Жизнь была горяча и стремительна, безумна и гибельна, пуста, бессмысленна. Тысячи отбрасывали ее. Нельзя ли новый мотив, довольно старых песенок!
И Аллан дал им его. Он дал им песнь из железа и треска электрических искр, и они поняли: это была песнь их эпохи, и они слышали ее неумолимый ритм в грохоте проносившихся над их головами поездов надземной дороги.
Этот человек не сулил никаких прав в царстве небесном, не утверждал, что душа человека имеет семь этажей. Этот человек не жонглировал давно забытым прошлым или туманным будущим, этот человек был современность. Он обещал нечто осязательное, всем понятное: он хотел прорыть в земле дыру — вот и все!
Но несмотря на простоту проекта, каждый сознавал его необычайную смелость. А главное: он был окружен ослепительным сверканием миллионов!
Вначале деньги «маленьких людей» притекали скудно, но потом полились рекой. По Нью-Йорку, Чикаго, Сан-Франциско, по всей Америке носились слова «туннельные шеры». Вспоминали о шерах «Виктория Рэнд-Майн», о шерах «Континенталь-Радиум», обогативших их держателей. Туннельные шеры могли оставить далеко за собой все бывшее до них. Можно было... О, что и говорить, их необходимо было купить! Речь ведь шла не о лишней тысяче долларов, речь шла о том, чтобы обеспечить себе отступление в старость, пока еще не вывалились из челюстей зубы.
Неделями людской поток наводнял гранитные лестницы здания синдиката. Несмотря на то, что шеры с таким же успехом можно было приобрести в сотне других мест, каждый хотел получить их свеженькими из первоисточника. Кучера, шоферы, официанты, лифтеры, конторщики, продавщицы, ремесленники, воры, евреи, христиане, американцы, французы, немцы, русские, поляки, армяне, турки — все нации и все оттенки кожи толпились перед синдикатом и горячо спорили о шерах, дивидендах, прибылях. Воздух был насыщен запахом денег! Казалось, будто с серого зимнего неба на Уолл-стрит лился дождь верных денег, солидных долларовых банкнот.
В иные дни скопление народа было так велико, что у служащих не оставалось времени сложить в пачки собранные деньги. Это было, право, совсем как в давно минувшие дни франклиновского синдиката, дни покойного «520-процентного Миллера». Кассиры просто бросали деньги на пол позади себя. Они ходили по щиколотку в деньгах, и артельщики без перерыва уносили деньги в бельевых корзинах. Этот все нараставший поток денег вызывал блеск неистовой жадности в глазах людей, просовывавших голову в окошечко. Одной горсточки, которую можно зажать в кулаке, достаточно, чтобы они — безличные номера, моторы, автомашины, машины — превратились в людей. Одурманенные, словно после попойки, опьяненные мечтой, с горящими глазами, уходили они, чувствуя себя миллионерами.

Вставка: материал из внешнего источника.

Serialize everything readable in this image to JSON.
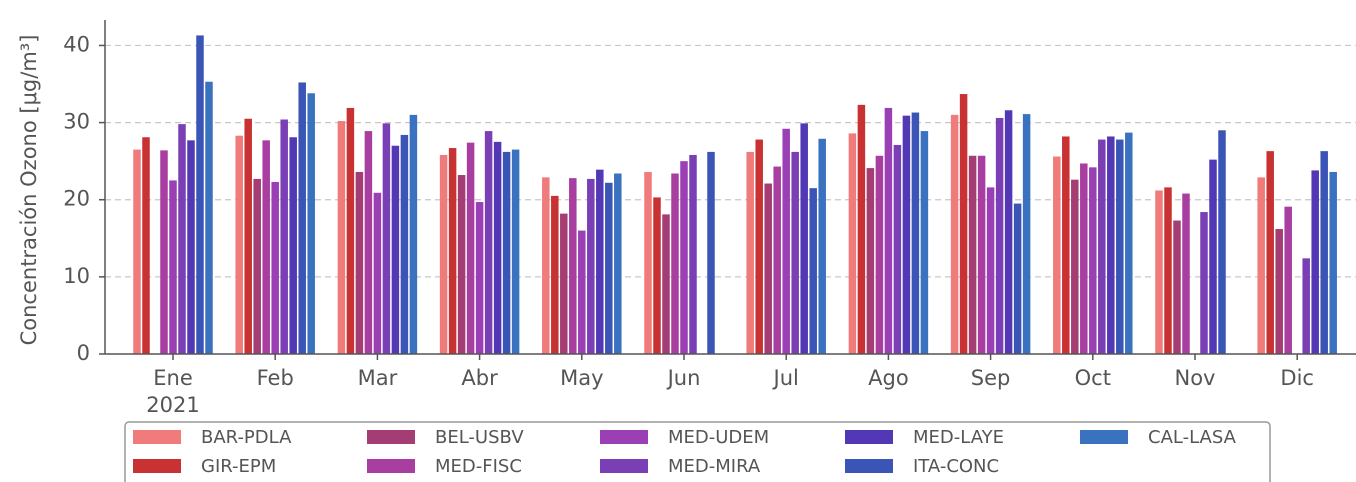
{
  "chart_data": {
    "type": "bar",
    "y_label": "Concentración Ozono [μg/m³]",
    "categories": [
      "Ene",
      "Feb",
      "Mar",
      "Abr",
      "May",
      "Jun",
      "Jul",
      "Ago",
      "Sep",
      "Oct",
      "Nov",
      "Dic"
    ],
    "year_label": "2021",
    "ylim": [
      0,
      43.3
    ],
    "yticks": [
      0,
      10,
      20,
      30,
      40
    ],
    "grid": true,
    "series": [
      {
        "name": "BAR-PDLA",
        "color": "#f07b7b",
        "values": [
          26.5,
          28.3,
          30.2,
          25.8,
          22.9,
          23.6,
          26.2,
          28.6,
          31.0,
          25.6,
          21.2,
          22.9
        ]
      },
      {
        "name": "GIR-EPM",
        "color": "#c83232",
        "values": [
          28.1,
          30.5,
          31.9,
          26.7,
          20.5,
          20.3,
          27.8,
          32.3,
          33.7,
          28.2,
          21.6,
          26.3
        ]
      },
      {
        "name": "BEL-USBV",
        "color": "#a33d73",
        "values": [
          null,
          22.7,
          23.6,
          23.2,
          18.2,
          18.1,
          22.1,
          24.1,
          25.7,
          22.6,
          17.3,
          16.2
        ]
      },
      {
        "name": "MED-FISC",
        "color": "#a83ea0",
        "values": [
          26.4,
          27.7,
          28.9,
          27.4,
          22.8,
          23.4,
          24.3,
          25.7,
          25.7,
          24.7,
          20.8,
          19.1
        ]
      },
      {
        "name": "MED-UDEM",
        "color": "#9b3fb5",
        "values": [
          22.5,
          22.3,
          20.9,
          19.7,
          16.0,
          25.0,
          29.2,
          31.9,
          21.6,
          24.2,
          null,
          null
        ]
      },
      {
        "name": "MED-MIRA",
        "color": "#7a3fb5",
        "values": [
          29.8,
          30.4,
          29.9,
          28.9,
          22.7,
          25.8,
          26.2,
          27.1,
          30.6,
          27.8,
          18.4,
          12.4
        ]
      },
      {
        "name": "MED-LAYE",
        "color": "#5338b5",
        "values": [
          27.7,
          28.1,
          27.0,
          27.5,
          23.9,
          null,
          29.9,
          30.9,
          31.6,
          28.2,
          25.2,
          23.8
        ]
      },
      {
        "name": "ITA-CONC",
        "color": "#3a55b5",
        "values": [
          41.3,
          35.2,
          28.4,
          26.2,
          22.2,
          26.2,
          21.5,
          31.3,
          19.5,
          27.8,
          29.0,
          26.3
        ]
      },
      {
        "name": "CAL-LASA",
        "color": "#3a72bf",
        "values": [
          35.3,
          33.8,
          31.0,
          26.5,
          23.4,
          null,
          27.9,
          28.9,
          31.1,
          28.7,
          null,
          23.6
        ]
      }
    ]
  }
}
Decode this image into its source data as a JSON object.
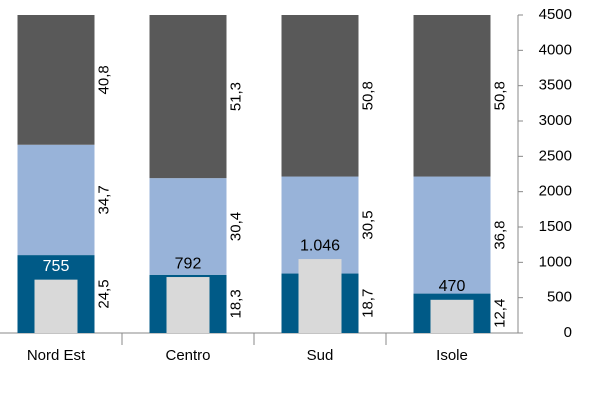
{
  "chart_data": {
    "type": "bar",
    "categories": [
      "Nord Est",
      "Centro",
      "Sud",
      "Isole"
    ],
    "ylim": [
      0,
      100
    ],
    "y2lim": [
      0,
      4500
    ],
    "y2ticks": [
      0,
      500,
      1000,
      1500,
      2000,
      2500,
      3000,
      3500,
      4000,
      4500
    ],
    "series": [
      {
        "color": "#005a87",
        "values": [
          24.5,
          18.3,
          18.7,
          12.4
        ],
        "value_labels": [
          "24,5",
          "18,3",
          "18,7",
          "12,4"
        ]
      },
      {
        "color": "#98b3d9",
        "values": [
          34.7,
          30.4,
          30.5,
          36.8
        ],
        "value_labels": [
          "34,7",
          "30,4",
          "30,5",
          "36,8"
        ]
      },
      {
        "color": "#595959",
        "values": [
          40.8,
          51.3,
          50.8,
          50.8
        ],
        "value_labels": [
          "40,8",
          "51,3",
          "50,8",
          "50,8"
        ]
      },
      {
        "color": "#d9d9d9",
        "axis": "y2",
        "values": [
          755,
          792,
          1046,
          470
        ],
        "value_labels": [
          "755",
          "792",
          "1.046",
          "470"
        ]
      }
    ]
  }
}
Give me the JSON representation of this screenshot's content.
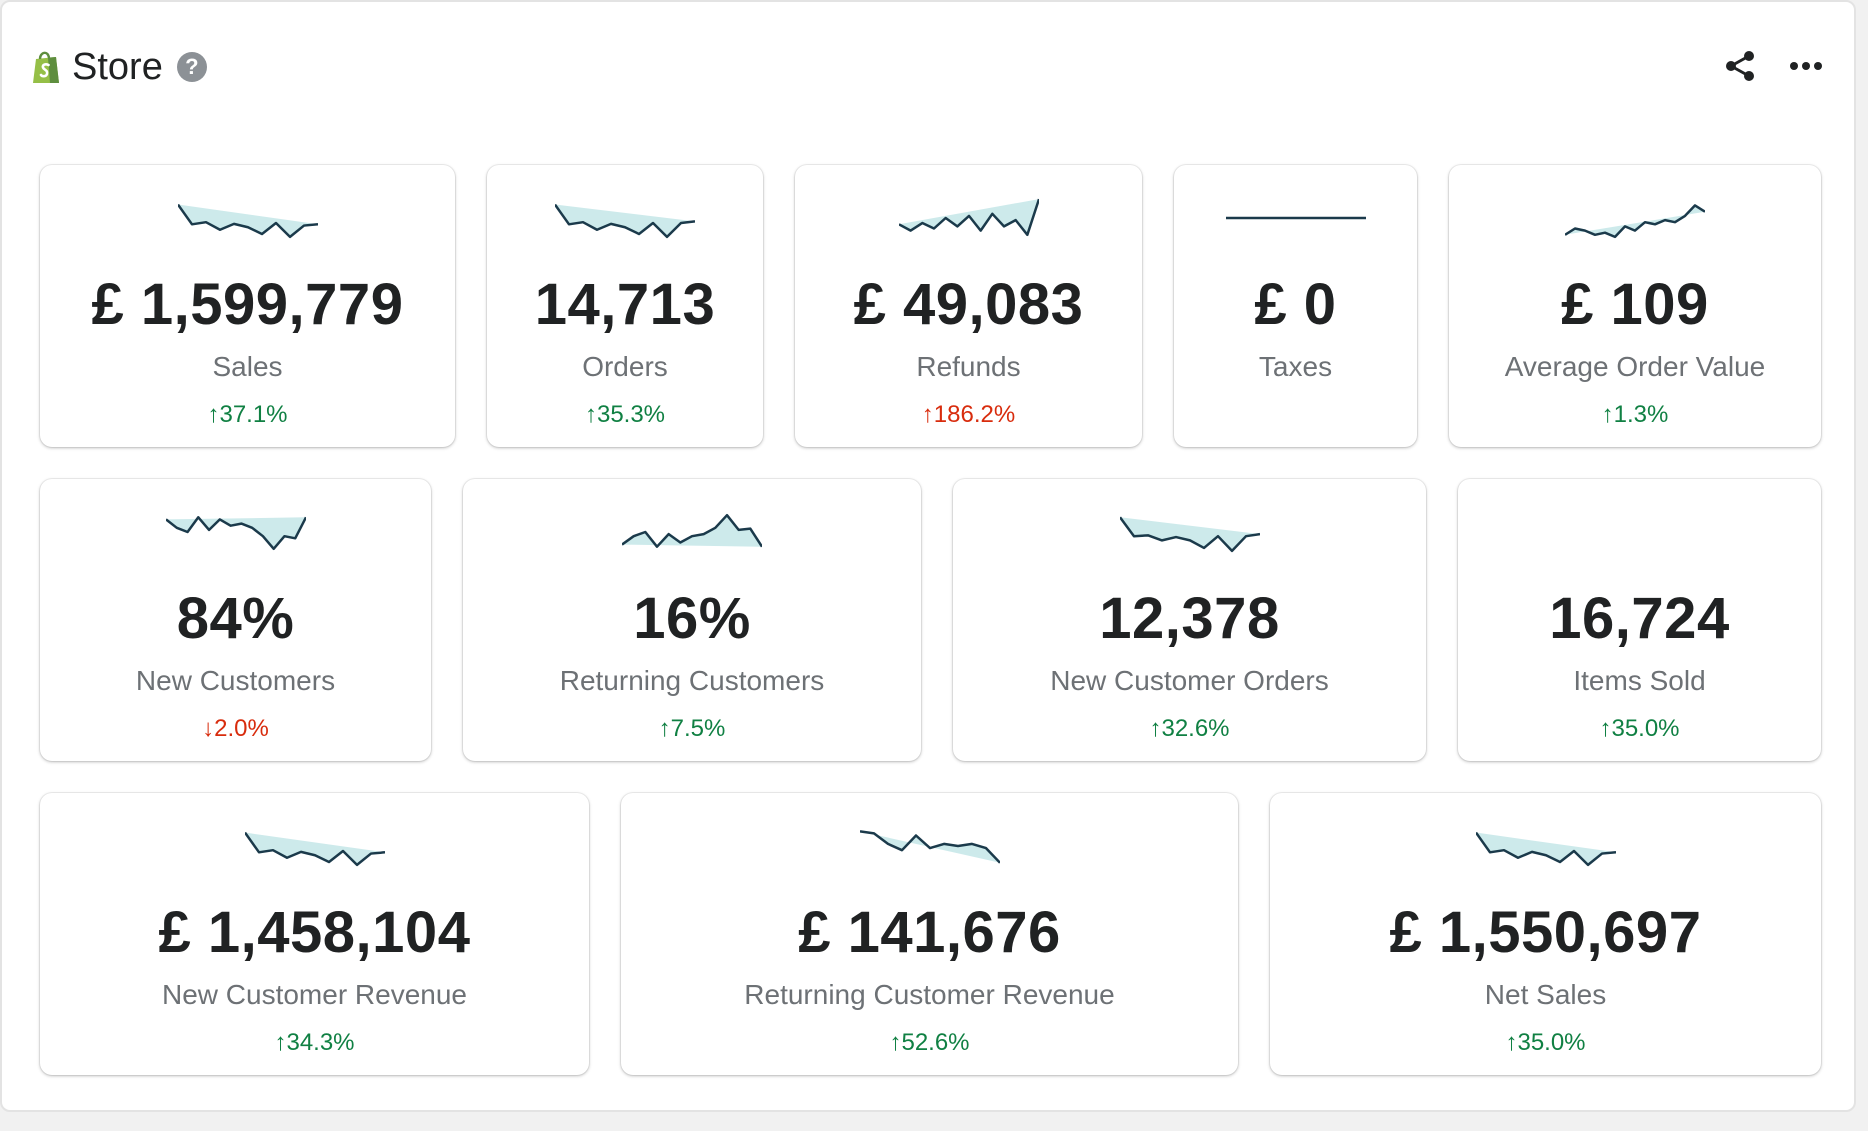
{
  "header": {
    "title": "Store",
    "help_label": "?",
    "icons": [
      "shopify-bag-icon",
      "help-icon",
      "share-icon",
      "more-icon"
    ]
  },
  "colors": {
    "positive": "#108043",
    "negative": "#d82c0d",
    "spark_line": "#1b3a4b",
    "spark_fill": "#b8e1e3",
    "brand": "#95bf47"
  },
  "metrics": [
    {
      "id": "sales",
      "value": "£ 1,599,779",
      "label": "Sales",
      "change": "↑37.1%",
      "trend": "up-good",
      "spark": [
        0.82,
        0.35,
        0.4,
        0.22,
        0.36,
        0.28,
        0.12,
        0.38,
        0.05,
        0.32,
        0.35
      ]
    },
    {
      "id": "orders",
      "value": "14,713",
      "label": "Orders",
      "change": "↑35.3%",
      "trend": "up-good",
      "spark": [
        0.82,
        0.35,
        0.4,
        0.22,
        0.36,
        0.28,
        0.12,
        0.38,
        0.05,
        0.38,
        0.42
      ]
    },
    {
      "id": "refunds",
      "value": "£ 49,083",
      "label": "Refunds",
      "change": "↑186.2%",
      "trend": "up-bad",
      "spark": [
        0.35,
        0.2,
        0.38,
        0.25,
        0.5,
        0.3,
        0.55,
        0.2,
        0.6,
        0.3,
        0.45,
        0.1,
        0.95
      ]
    },
    {
      "id": "taxes",
      "value": "£ 0",
      "label": "Taxes",
      "change": "",
      "trend": "none",
      "spark": [
        0.5,
        0.5
      ]
    },
    {
      "id": "aov",
      "value": "£ 109",
      "label": "Average Order Value",
      "change": "↑1.3%",
      "trend": "up-good",
      "spark": [
        0.1,
        0.25,
        0.2,
        0.1,
        0.15,
        0.05,
        0.3,
        0.2,
        0.4,
        0.35,
        0.45,
        0.4,
        0.55,
        0.8,
        0.65
      ]
    },
    {
      "id": "new-customers",
      "value": "84%",
      "label": "New Customers",
      "change": "↓2.0%",
      "trend": "down-bad",
      "spark": [
        0.8,
        0.6,
        0.5,
        0.85,
        0.55,
        0.8,
        0.65,
        0.7,
        0.6,
        0.4,
        0.1,
        0.4,
        0.35,
        0.85
      ]
    },
    {
      "id": "returning-customers",
      "value": "16%",
      "label": "Returning Customers",
      "change": "↑7.5%",
      "trend": "up-good",
      "spark": [
        0.2,
        0.4,
        0.5,
        0.15,
        0.45,
        0.25,
        0.4,
        0.45,
        0.6,
        0.9,
        0.55,
        0.58,
        0.15
      ]
    },
    {
      "id": "new-customer-orders",
      "value": "12,378",
      "label": "New Customer Orders",
      "change": "↑32.6%",
      "trend": "up-good",
      "spark": [
        0.85,
        0.4,
        0.42,
        0.3,
        0.38,
        0.3,
        0.12,
        0.4,
        0.05,
        0.4,
        0.45
      ]
    },
    {
      "id": "items-sold",
      "value": "16,724",
      "label": "Items Sold",
      "change": "↑35.0%",
      "trend": "up-good",
      "spark": []
    },
    {
      "id": "new-customer-revenue",
      "value": "£ 1,458,104",
      "label": "New Customer Revenue",
      "change": "↑34.3%",
      "trend": "up-good",
      "spark": [
        0.82,
        0.35,
        0.4,
        0.22,
        0.36,
        0.28,
        0.12,
        0.38,
        0.05,
        0.32,
        0.35
      ]
    },
    {
      "id": "returning-customer-revenue",
      "value": "£ 141,676",
      "label": "Returning Customer Revenue",
      "change": "↑52.6%",
      "trend": "up-good",
      "spark": [
        0.85,
        0.8,
        0.55,
        0.4,
        0.75,
        0.45,
        0.55,
        0.5,
        0.55,
        0.45,
        0.1
      ]
    },
    {
      "id": "net-sales",
      "value": "£ 1,550,697",
      "label": "Net Sales",
      "change": "↑35.0%",
      "trend": "up-good",
      "spark": [
        0.82,
        0.35,
        0.4,
        0.22,
        0.36,
        0.28,
        0.12,
        0.38,
        0.05,
        0.32,
        0.35
      ]
    }
  ]
}
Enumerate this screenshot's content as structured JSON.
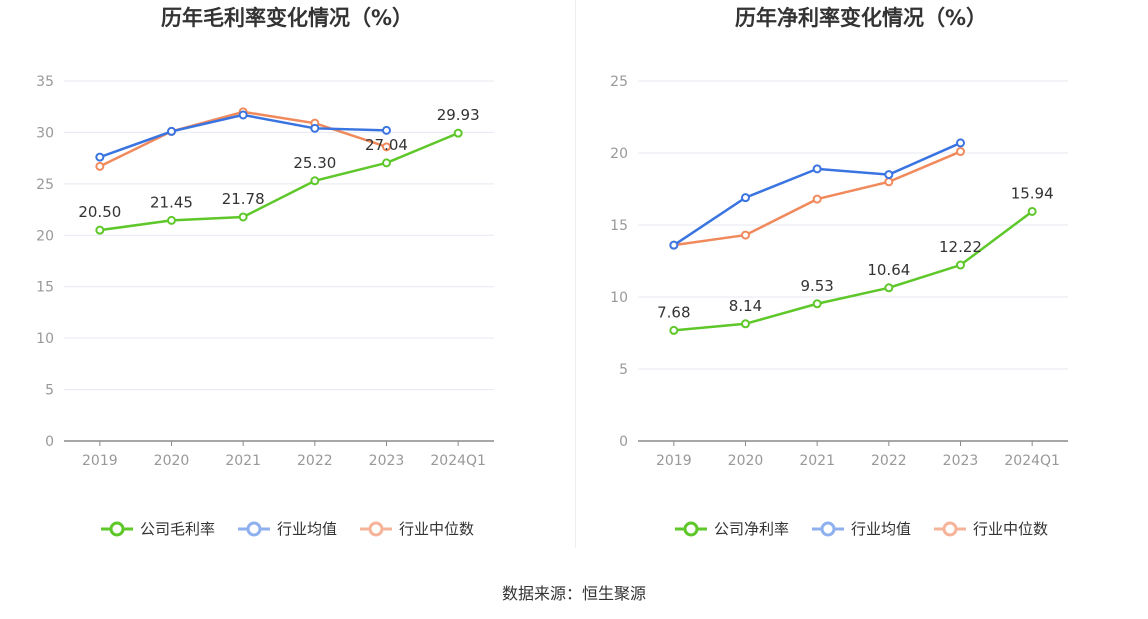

В Чикаго, Сент-Луисе, Фриско, во всех больших и маленьких городах Соединенных Штатов разыгрывались подобные же сцены. Не было фермера, не было ковбоя, не было рудокопа, не спекулировавшего шерами А. Т. С.
А туннель глотал, туннель пил деньги, словно допотопное чудовище, обуреваемое жаждой. Он глотал их по обе стороны океана.
Огромная машина работала полным ходом, и Аллан следил за тем, чтобы она не убавляла его.
Он считал, что всякое дело можно сделать в половину того времени, которое обычно считают необходимым. Все приходившие с ним в соприкосновение безотчетно заражались его темпом. В этом была сила Аллана.
Тридцатидвухэтажный человеческий улей из железа и бетона от подвальных кладовых до радиостанций на плоской крыше был пропитан потом и трудом. Его восемьсот ячеек кишели служащими, конторщиками, стенографистками. Его двадцать лифтов весь день сновали вверх и вниз. Здесь были лифты-нории, в которые можно было вскочить, когда они проносились мимо. Были лифты, не останавливавшиеся до десятого, до двадцатого этажа, — лифты-экспрессы, был один лифт, влетавший без остановок до самого верхнего этажа. Ни один квадратный метр тридцати двух этажей не лежал втуне. Почта, телеграф, кассы, управления, ведавшие надземными и подземными сооружениями, силовыми станциями, городским строительством, машинами, судами, железом, сталью, бетоном, деревом. До поздней ночи здание высилось феерически освещенной башней среди пестрой, многозвучной сумятицы Бродвея.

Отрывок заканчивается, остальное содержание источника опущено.